When you bring in your daffodils do not mix them with other flowers at first, but let them stand in water for a few hours. Daffodils exude a very sticky substance which will clog the stems of other flowers. Who can resist a bouquet of daffodils and the exotic Rembrandt tulip?

Gina

Today I'm linking to  http://astrollthrulife.blogspot.com/


Monday, April 12, 2010

The most versatile Table


The narrow side Table, no more than 5 to 6 feet long and 12 to 14 inches deep.




My table by the window where I paint. Perfect size, made of rod iron, easily cleaned.




Left over, hand painted tiles from Italy. I painted the wooden trim to look like marble.


A small wooden table to hold a few items to make an awkward space look more interesting.



Krieger and Ricks of Springville, Utah manufacture beautiful gilded frames for very large paintings. I selected the legs, then the skirting and then ...


the center medallion. And a new table was born. I then sketched the side table using measurements that had to be exact so that the side table could fit under a 200-year-old gilded, and very large Mirror from Argentina.

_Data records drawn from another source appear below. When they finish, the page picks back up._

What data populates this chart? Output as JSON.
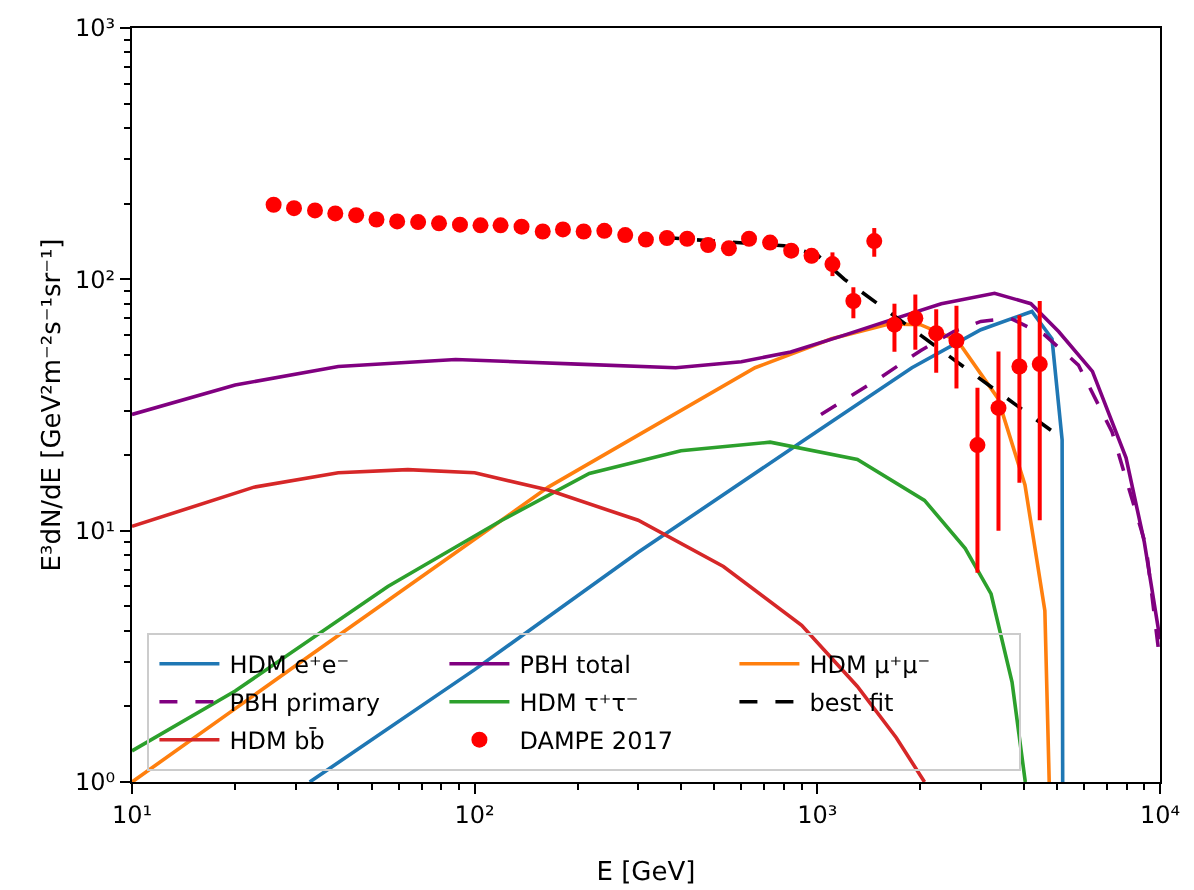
{
  "chart_data": {
    "type": "line",
    "xlabel": "E [GeV]",
    "ylabel": "E³dN/dE [GeV²m⁻²s⁻¹sr⁻¹]",
    "log": "xy",
    "legend": "bottom left",
    "grid": false,
    "xlim": [
      10,
      10000
    ],
    "ylim": [
      1,
      1000
    ],
    "xticks": [
      {
        "value": 10,
        "label": "10¹"
      },
      {
        "value": 20,
        "label": null
      },
      {
        "value": 30,
        "label": null
      },
      {
        "value": 40,
        "label": null
      },
      {
        "value": 50,
        "label": null
      },
      {
        "value": 60,
        "label": null
      },
      {
        "value": 70,
        "label": null
      },
      {
        "value": 80,
        "label": null
      },
      {
        "value": 90,
        "label": null
      },
      {
        "value": 100,
        "label": "10²"
      },
      {
        "value": 200,
        "label": null
      },
      {
        "value": 300,
        "label": null
      },
      {
        "value": 400,
        "label": null
      },
      {
        "value": 500,
        "label": null
      },
      {
        "value": 600,
        "label": null
      },
      {
        "value": 700,
        "label": null
      },
      {
        "value": 800,
        "label": null
      },
      {
        "value": 900,
        "label": null
      },
      {
        "value": 1000,
        "label": "10³"
      },
      {
        "value": 2000,
        "label": null
      },
      {
        "value": 3000,
        "label": null
      },
      {
        "value": 4000,
        "label": null
      },
      {
        "value": 5000,
        "label": null
      },
      {
        "value": 6000,
        "label": null
      },
      {
        "value": 7000,
        "label": null
      },
      {
        "value": 8000,
        "label": null
      },
      {
        "value": 9000,
        "label": null
      },
      {
        "value": 10000,
        "label": "10⁴"
      }
    ],
    "yticks": [
      {
        "value": 1,
        "label": "10⁰"
      },
      {
        "value": 2,
        "label": null
      },
      {
        "value": 3,
        "label": null
      },
      {
        "value": 4,
        "label": null
      },
      {
        "value": 5,
        "label": null
      },
      {
        "value": 6,
        "label": null
      },
      {
        "value": 7,
        "label": null
      },
      {
        "value": 8,
        "label": null
      },
      {
        "value": 9,
        "label": null
      },
      {
        "value": 10,
        "label": "10¹"
      },
      {
        "value": 20,
        "label": null
      },
      {
        "value": 30,
        "label": null
      },
      {
        "value": 40,
        "label": null
      },
      {
        "value": 50,
        "label": null
      },
      {
        "value": 60,
        "label": null
      },
      {
        "value": 70,
        "label": null
      },
      {
        "value": 80,
        "label": null
      },
      {
        "value": 90,
        "label": null
      },
      {
        "value": 100,
        "label": "10²"
      },
      {
        "value": 200,
        "label": null
      },
      {
        "value": 300,
        "label": null
      },
      {
        "value": 400,
        "label": null
      },
      {
        "value": 500,
        "label": null
      },
      {
        "value": 600,
        "label": null
      },
      {
        "value": 700,
        "label": null
      },
      {
        "value": 800,
        "label": null
      },
      {
        "value": 900,
        "label": null
      },
      {
        "value": 1000,
        "label": "10³"
      }
    ],
    "series": [
      {
        "name": "HDM e⁺e⁻",
        "line_style": "solid",
        "marker": "none",
        "color": "#1f77b4",
        "x": [
          33,
          100,
          300,
          914,
          1888,
          3000,
          4230,
          4840,
          5180,
          5200
        ],
        "values": [
          1,
          2.8,
          8.2,
          22.9,
          44.5,
          63,
          74.5,
          58,
          23,
          1
        ]
      },
      {
        "name": "HDM μ⁺μ⁻",
        "line_style": "solid",
        "marker": "none",
        "color": "#ff7f0e",
        "x": [
          10,
          30,
          164,
          658,
          1100,
          1630,
          2000,
          2566,
          3366,
          4036,
          4613,
          4750
        ],
        "values": [
          1,
          2.9,
          14.9,
          44.5,
          58,
          66.5,
          66,
          57,
          33.6,
          15.2,
          4.8,
          1
        ]
      },
      {
        "name": "HDM τ⁺τ⁻",
        "line_style": "solid",
        "marker": "none",
        "color": "#2ca02c",
        "x": [
          10,
          20,
          55.8,
          120,
          216,
          400,
          728,
          1309,
          2055,
          2700,
          3214,
          3700,
          4045
        ],
        "values": [
          1.33,
          2.3,
          6,
          11,
          16.9,
          20.8,
          22.5,
          19.2,
          13.2,
          8.5,
          5.6,
          2.5,
          1
        ]
      },
      {
        "name": "HDM bb̄",
        "line_style": "solid",
        "marker": "none",
        "color": "#d62728",
        "x": [
          10,
          22.7,
          40,
          63.8,
          100,
          164,
          300,
          532,
          900,
          1309,
          1700,
          2055
        ],
        "values": [
          10.4,
          14.9,
          17,
          17.5,
          17,
          14.5,
          11,
          7.2,
          4.2,
          2.4,
          1.5,
          1
        ]
      },
      {
        "name": "PBH total",
        "line_style": "solid",
        "marker": "none",
        "color": "#800080",
        "x": [
          10,
          20,
          40,
          88,
          200,
          386,
          600,
          836,
          1200,
          1641,
          2300,
          3290,
          4200,
          5060,
          6350,
          7960,
          9000,
          10000
        ],
        "values": [
          29,
          38,
          45,
          48,
          46,
          44.5,
          47,
          51.4,
          60,
          69,
          80,
          88,
          80,
          62,
          43,
          19.5,
          9,
          3.7
        ]
      },
      {
        "name": "PBH primary",
        "line_style": "dashed",
        "marker": "none",
        "color": "#800080",
        "x": [
          1025,
          1500,
          2000,
          2500,
          3000,
          3657,
          4613,
          5780,
          7245,
          9100,
          10000
        ],
        "values": [
          29,
          40,
          52,
          62,
          68,
          70,
          60,
          45.6,
          24.7,
          8.7,
          3
        ]
      },
      {
        "name": "best fit",
        "line_style": "dashed",
        "marker": "none",
        "color": "#000000",
        "x": [
          350,
          500,
          800,
          1000,
          1200,
          1500,
          2000,
          3000,
          4940
        ],
        "values": [
          147,
          142,
          136,
          125,
          100,
          80,
          60,
          40,
          24.4
        ]
      },
      {
        "name": "DAMPE 2017",
        "type": "scatter",
        "marker": "circle",
        "color": "#ff0000",
        "x": [
          25.9,
          29.7,
          34.2,
          39.2,
          45.1,
          51.7,
          59.4,
          68.4,
          78.7,
          90.6,
          104,
          119,
          137,
          158,
          181,
          208,
          239,
          275,
          316,
          364,
          417,
          480,
          552,
          632,
          728,
          839,
          962,
          1107,
          1274,
          1466,
          1679,
          1932,
          2223,
          2547,
          2933,
          3378,
          3888,
          4457
        ],
        "values": [
          198,
          192,
          188,
          183,
          180,
          173,
          170,
          169,
          167,
          165,
          164,
          164,
          162,
          155,
          158,
          155,
          156,
          150,
          144,
          146,
          145,
          137,
          133,
          145,
          140,
          130,
          124,
          115,
          82,
          142,
          66,
          70,
          61,
          57,
          21.9,
          30.8,
          45,
          46
        ],
        "errors": [
          null,
          null,
          null,
          null,
          null,
          null,
          null,
          null,
          null,
          null,
          null,
          null,
          null,
          null,
          null,
          null,
          null,
          null,
          null,
          null,
          null,
          null,
          null,
          null,
          null,
          null,
          [
            116,
            132
          ],
          [
            103,
            128
          ],
          [
            70,
            93
          ],
          [
            123,
            160
          ],
          [
            51.5,
            80
          ],
          [
            52.5,
            87
          ],
          [
            42.5,
            76
          ],
          [
            36.8,
            78.5
          ],
          [
            6.8,
            37
          ],
          [
            10,
            51.6
          ],
          [
            15.5,
            72
          ],
          [
            11,
            82
          ]
        ]
      }
    ]
  }
}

I painted these tiles after an old Spanish design, makes this table much more interesting.



This table spends most of the time outside in the summer, ready to be moved wherever needed.

Gina




Sunday, April 11, 2010

Orchids and Ceramics



A Passion for both . . . . Happy Sunday Morning





The white with pink centered Phalaenopsis are my favorites, and then there are the yellow with pink and then the chartreuse with pink . . . . .





And then there are the ceramics by Deruta, Italy artist Giovanni Marinetti. Giovanni is a devastatingly handsome young man. His mother owns the "La Torre Maioliche Artistiche" shop in Deruta. She features many artists, but who can resist Giovanni's work? I can't. Look for them way in the back, in the catacombs, signed "GM".


And, while you are visiting Deruta, have lunch next door at the "La Locanda del Bracconiere" owned by two beautiful sisters who serve fantastic lunches and dinners, and not expensive. Try to be in Deruta on a Tuesday, market day.



Gina

Friday, April 9, 2010

Come, paint along with me


Let's paint a plate





Paint on once-fired bisque, with the help of a Banding Wheel, with small brush, paint blue border rings. Draw image in center and color with underglaze colors. Always work from the center out.


Fill border rings with different designs. Almost finished. Back on the Banding Wheel for yellow rim. Top Glaze applied. Into the Kiln for 8 hours firing and another 10 hours cooling.



Ta Da, another masterpiece. YES? Well, that wasn't so difficult, was it?


Monday, April 5, 2010

Lavabo and Straw Walls


The Lavabo, my other Kitchen Sink







Lavabo, "to wash hands". In many Mediterranean countries, the Lavabo serves as a means to gather water. When it rains, water is collected from rooftops. and stored in the upper basin of the Lavabo.

In my kitchen, the Lavabo serves as the "other kitchen sink". Hand painted Delft style tiles, similar to those from the 17th century, prevent water from damaging my straw walls.


Gene mixing wet straw into mixture of dry wall compound and sand. The tongue?

A trowel and a little elbow grease .... it is surprisingly easy. And, you don't have to finish the project in one day. The next day or the next week, you can begin where you left off.


I don't have to wait for rain. My water source comes from the mountains.